Publication Date January 4, 2018 | Weather Underground | Category 6

U.S. East Coast Blitzed by Fast-Moving, High-Impact Winter Storm by Bob Henson

United States
ea ice floats in Boston Harbor on Wednesday, Jan. 3, 2018. The ice could exacerbate the impacts of Thursday’s intense coastal storm. Photo: Michael Dwyer, AP
ea ice floats in Boston Harbor on Wednesday, Jan. 3, 2018. The ice could exacerbate the impacts of Thursday’s intense coastal storm. Photo: Michael Dwyer, AP

By the time Friday is here, people along the length of North America’s East Coast will be recuperating from a punishing round of heavy snow, high winds, and bitter cold. This nor’easter—dubbed Grayson by The Weather Channel—will rank among the most impressive of recent decades in its fast development, deep low pressure, and fierce winds. Various models agreed that Grayson’s surface low would deepen by an astounding 30-40 millibars or more from late Wednesday to late Thursday, more than qualifying the midlatitude cyclone as a meteorological “bomb” (defined as 24 millibars of deepening in 24 hours). The deepening rate could be among the strongest observed off the East Coast in the last several decades of records, according to David Roth (NWS).

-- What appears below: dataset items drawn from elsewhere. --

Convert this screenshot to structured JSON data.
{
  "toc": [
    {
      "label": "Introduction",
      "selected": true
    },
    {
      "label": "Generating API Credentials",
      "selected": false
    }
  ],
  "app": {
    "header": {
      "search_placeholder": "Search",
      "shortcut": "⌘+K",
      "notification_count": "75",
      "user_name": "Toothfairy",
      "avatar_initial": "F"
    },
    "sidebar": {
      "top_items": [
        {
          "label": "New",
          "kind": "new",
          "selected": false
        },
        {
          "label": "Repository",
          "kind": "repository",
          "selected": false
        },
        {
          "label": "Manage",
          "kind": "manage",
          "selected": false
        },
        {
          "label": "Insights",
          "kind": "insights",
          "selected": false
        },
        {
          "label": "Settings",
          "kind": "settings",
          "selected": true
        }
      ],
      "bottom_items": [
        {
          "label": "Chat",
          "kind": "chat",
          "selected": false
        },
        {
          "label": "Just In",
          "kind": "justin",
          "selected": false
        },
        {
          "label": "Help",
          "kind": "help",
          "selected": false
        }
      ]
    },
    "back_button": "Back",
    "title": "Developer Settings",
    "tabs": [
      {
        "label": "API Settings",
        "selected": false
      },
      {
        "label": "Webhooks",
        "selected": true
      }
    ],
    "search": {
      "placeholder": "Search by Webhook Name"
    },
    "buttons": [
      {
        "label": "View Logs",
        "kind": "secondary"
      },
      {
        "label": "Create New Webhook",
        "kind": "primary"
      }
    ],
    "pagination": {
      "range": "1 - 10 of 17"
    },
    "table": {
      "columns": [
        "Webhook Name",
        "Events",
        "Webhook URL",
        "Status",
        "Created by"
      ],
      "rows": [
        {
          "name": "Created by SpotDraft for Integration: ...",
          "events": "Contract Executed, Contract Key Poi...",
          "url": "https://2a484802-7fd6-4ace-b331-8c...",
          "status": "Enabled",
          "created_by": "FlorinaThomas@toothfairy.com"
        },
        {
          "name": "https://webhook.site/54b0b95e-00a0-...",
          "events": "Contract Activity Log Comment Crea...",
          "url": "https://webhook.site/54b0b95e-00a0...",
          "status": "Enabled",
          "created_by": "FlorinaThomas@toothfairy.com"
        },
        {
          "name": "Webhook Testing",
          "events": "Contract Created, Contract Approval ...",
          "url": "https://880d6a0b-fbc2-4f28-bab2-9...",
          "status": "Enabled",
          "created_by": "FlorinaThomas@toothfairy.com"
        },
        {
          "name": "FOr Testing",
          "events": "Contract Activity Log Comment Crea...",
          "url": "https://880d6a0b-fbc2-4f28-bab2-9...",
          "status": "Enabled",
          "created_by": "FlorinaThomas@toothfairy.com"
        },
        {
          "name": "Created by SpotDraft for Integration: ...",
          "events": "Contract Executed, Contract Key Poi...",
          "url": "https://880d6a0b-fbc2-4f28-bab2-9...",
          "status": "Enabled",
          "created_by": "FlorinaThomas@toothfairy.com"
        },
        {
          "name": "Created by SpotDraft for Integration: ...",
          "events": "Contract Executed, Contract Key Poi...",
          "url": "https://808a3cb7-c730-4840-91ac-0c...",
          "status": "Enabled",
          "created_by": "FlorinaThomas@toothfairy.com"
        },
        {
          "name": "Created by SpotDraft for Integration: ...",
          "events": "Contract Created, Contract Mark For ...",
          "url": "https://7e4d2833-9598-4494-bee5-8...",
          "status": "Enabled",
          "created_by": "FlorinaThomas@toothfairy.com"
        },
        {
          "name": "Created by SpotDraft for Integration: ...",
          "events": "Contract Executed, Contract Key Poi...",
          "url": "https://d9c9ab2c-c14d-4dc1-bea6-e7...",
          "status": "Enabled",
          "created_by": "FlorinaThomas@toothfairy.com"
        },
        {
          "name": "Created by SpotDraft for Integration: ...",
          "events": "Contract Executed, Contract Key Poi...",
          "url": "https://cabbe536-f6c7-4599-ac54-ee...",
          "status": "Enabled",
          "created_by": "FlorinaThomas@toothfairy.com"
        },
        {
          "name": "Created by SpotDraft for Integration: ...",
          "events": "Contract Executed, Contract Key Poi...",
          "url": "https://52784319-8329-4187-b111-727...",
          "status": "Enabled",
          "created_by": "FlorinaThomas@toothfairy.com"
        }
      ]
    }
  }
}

As of late Wednesday, blizzard warnings covered parts of each coastline from North Carolina to Maine. Some uncertainty in the storm track remained on Wednesday night—complicated by the storm’s rapid development and unusual strength—but Grayson’s center should remain just far enough offshore to keep the worst impacts east of the I-95 corridor until the storm reaches southeast New England. There, Grayson may produce a strong enough blizzard to impress even the hardest-bitten Yankee. Snow amounts won’t be off the charts, but the impact will be worsened by winds at gale force or stronger and frigid temperatures, especially in the 24 to 48 hours after Grayson has passed.